In overweight and obese hospitalized patients who weighed more than 100 kg and had a BMI of 25 kg/m or greater, the incidence of VTE did not increase incrementally with increasing severity of obesity.
评估超重和肥胖住院患者的体重指数(BMI)与静脉血栓栓塞症(VTE)发生率之间是否存在正线性关联。
单中心回顾性观察队列研究。
大型学术三级保健医疗中心。
2013 年 1 月 1 日至 2014 年 12 月 31 日期间,共 1452 名体重超过 100 公斤且入院时 BMI 为 25kg/m2 或更高的住院成人,接受皮下肝素预防 VTE。根据世界卫生组织 BMI 分类,患者分为四组:超重(141 例)、肥胖 I 级(305 例)、肥胖 II 级(324 例)和肥胖 III 级(682 例)。

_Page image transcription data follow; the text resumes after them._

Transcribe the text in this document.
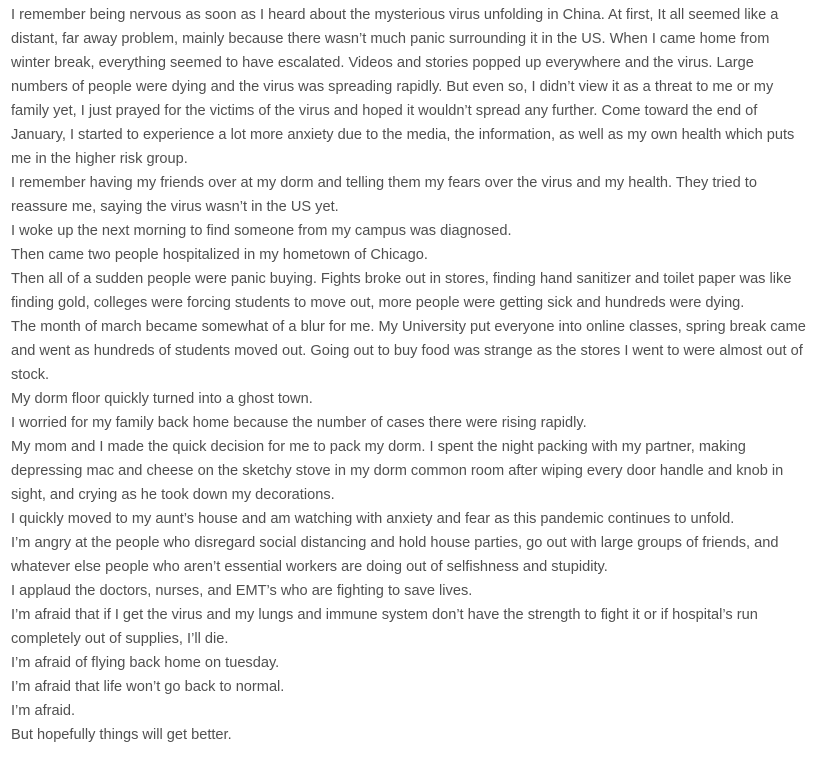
I remember being nervous as soon as I heard about the mysterious virus unfolding in China. At first, It all seemed like a distant, far away problem, mainly because there wasn’t much panic surrounding it in the US. When I came home from winter break, everything seemed to have escalated. Videos and stories popped up everywhere and the virus. Large numbers of people were dying and the virus was spreading rapidly. But even so, I didn’t view it as a threat to me or my family yet, I just prayed for the victims of the virus and hoped it wouldn’t spread any further. Come toward the end of January, I started to experience a lot more anxiety due to the media, the information, as well as my own health which puts me in the higher risk group.

I remember having my friends over at my dorm and telling them my fears over the virus and my health. They tried to reassure me, saying the virus wasn’t in the US yet.

I woke up the next morning to find someone from my campus was diagnosed.

Then came two people hospitalized in my hometown of Chicago.

Then all of a sudden people were panic buying. Fights broke out in stores, finding hand sanitizer and toilet paper was like finding gold, colleges were forcing students to move out, more people were getting sick and hundreds were dying.

The month of march became somewhat of a blur for me. My University put everyone into online classes, spring break came and went as hundreds of students moved out. Going out to buy food was strange as the stores I went to were almost out of stock.

My dorm floor quickly turned into a ghost town.

I worried for my family back home because the number of cases there were rising rapidly.

My mom and I made the quick decision for me to pack my dorm. I spent the night packing with my partner, making depressing mac and cheese on the sketchy stove in my dorm common room after wiping every door handle and knob in sight, and crying as he took down my decorations.

I quickly moved to my aunt’s house and am watching with anxiety and fear as this pandemic continues to unfold.

I’m angry at the people who disregard social distancing and hold house parties, go out with large groups of friends, and whatever else people who aren’t essential workers are doing out of selfishness and stupidity.

I applaud the doctors, nurses, and EMT’s who are fighting to save lives.

I’m afraid that if I get the virus and my lungs and immune system don’t have the strength to fight it or if hospital’s run completely out of supplies, I’ll die.

I’m afraid of flying back home on tuesday.

I’m afraid that life won’t go back to normal.

I’m afraid.

But hopefully things will get better.
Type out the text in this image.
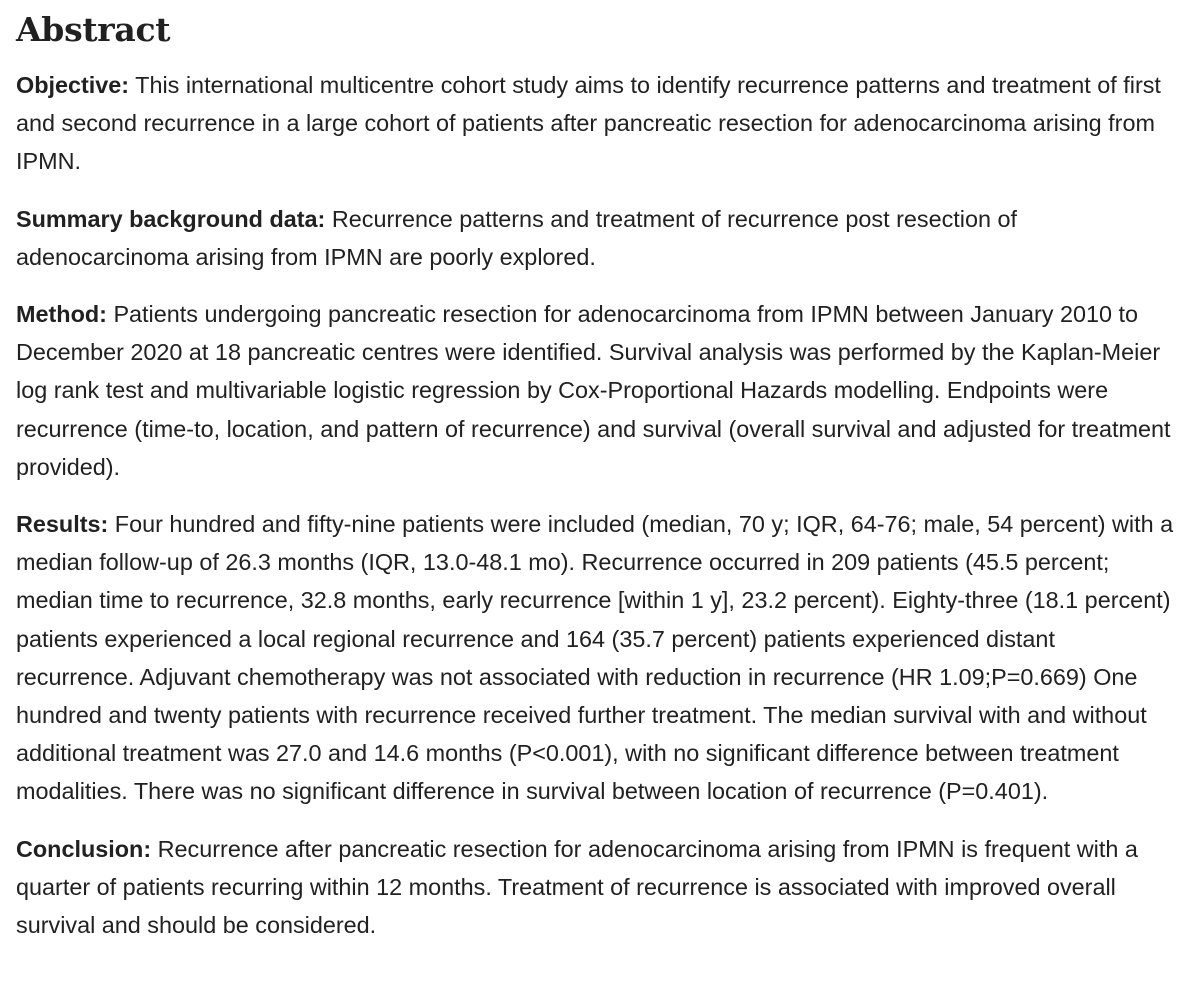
Abstract

Objective: This international multicentre cohort study aims to identify recurrence patterns and treatment of first and second recurrence in a large cohort of patients after pancreatic resection for adenocarcinoma arising from IPMN.

Summary background data: Recurrence patterns and treatment of recurrence post resection of adenocarcinoma arising from IPMN are poorly explored.

Method: Patients undergoing pancreatic resection for adenocarcinoma from IPMN between January 2010 to December 2020 at 18 pancreatic centres were identified. Survival analysis was performed by the Kaplan-Meier log rank test and multivariable logistic regression by Cox-Proportional Hazards modelling. Endpoints were recurrence (time-to, location, and pattern of recurrence) and survival (overall survival and adjusted for treatment provided).

Results: Four hundred and fifty-nine patients were included (median, 70 y; IQR, 64-76; male, 54 percent) with a median follow-up of 26.3 months (IQR, 13.0-48.1 mo). Recurrence occurred in 209 patients (45.5 percent; median time to recurrence, 32.8 months, early recurrence [within 1 y], 23.2 percent). Eighty-three (18.1 percent) patients experienced a local regional recurrence and 164 (35.7 percent) patients experienced distant recurrence. Adjuvant chemotherapy was not associated with reduction in recurrence (HR 1.09;P=0.669) One hundred and twenty patients with recurrence received further treatment. The median survival with and without additional treatment was 27.0 and 14.6 months (P<0.001), with no significant difference between treatment modalities. There was no significant difference in survival between location of recurrence (P=0.401).

Conclusion: Recurrence after pancreatic resection for adenocarcinoma arising from IPMN is frequent with a quarter of patients recurring within 12 months. Treatment of recurrence is associated with improved overall survival and should be considered.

主要结局是每组 VTE 的发生情况;全因死亡率和住院时间为次要结局。线性趋势检验未显示 VTE 发生与 BMI 为 25kg/m2 或更高之间存在关联。超重组 141 例患者中发生 VTE 7 例(5%),肥胖 I 级组 305 例患者中发生 VTE 5 例(2%),肥胖 II 级组 324 例患者中发生 VTE 8 例(3%),肥胖 III 级组 682 例患者中发生 VTE 18 例(3%)(p=0.573)。此外,BMI 为 25kg/m2 或更高与全因死亡率或住院时间之间未观察到线性关联。总体死亡率为 10%(146/1452 例患者)。超重组死亡 10 例(7%),肥胖 I 级组死亡 45 例(15%),肥胖 II 级组死亡 38 例(12%),肥胖 III 级组死亡 53 例(8%)(p=0.067)。所有患者的中位住院时间为 5 天(四分位距 3-9,p=0.122)。
在体重超过 100 公斤且 BMI 为 25kg/m2 或更高的超重和肥胖住院患者中,VTE 的发生率并未随肥胖严重程度的增加而递增。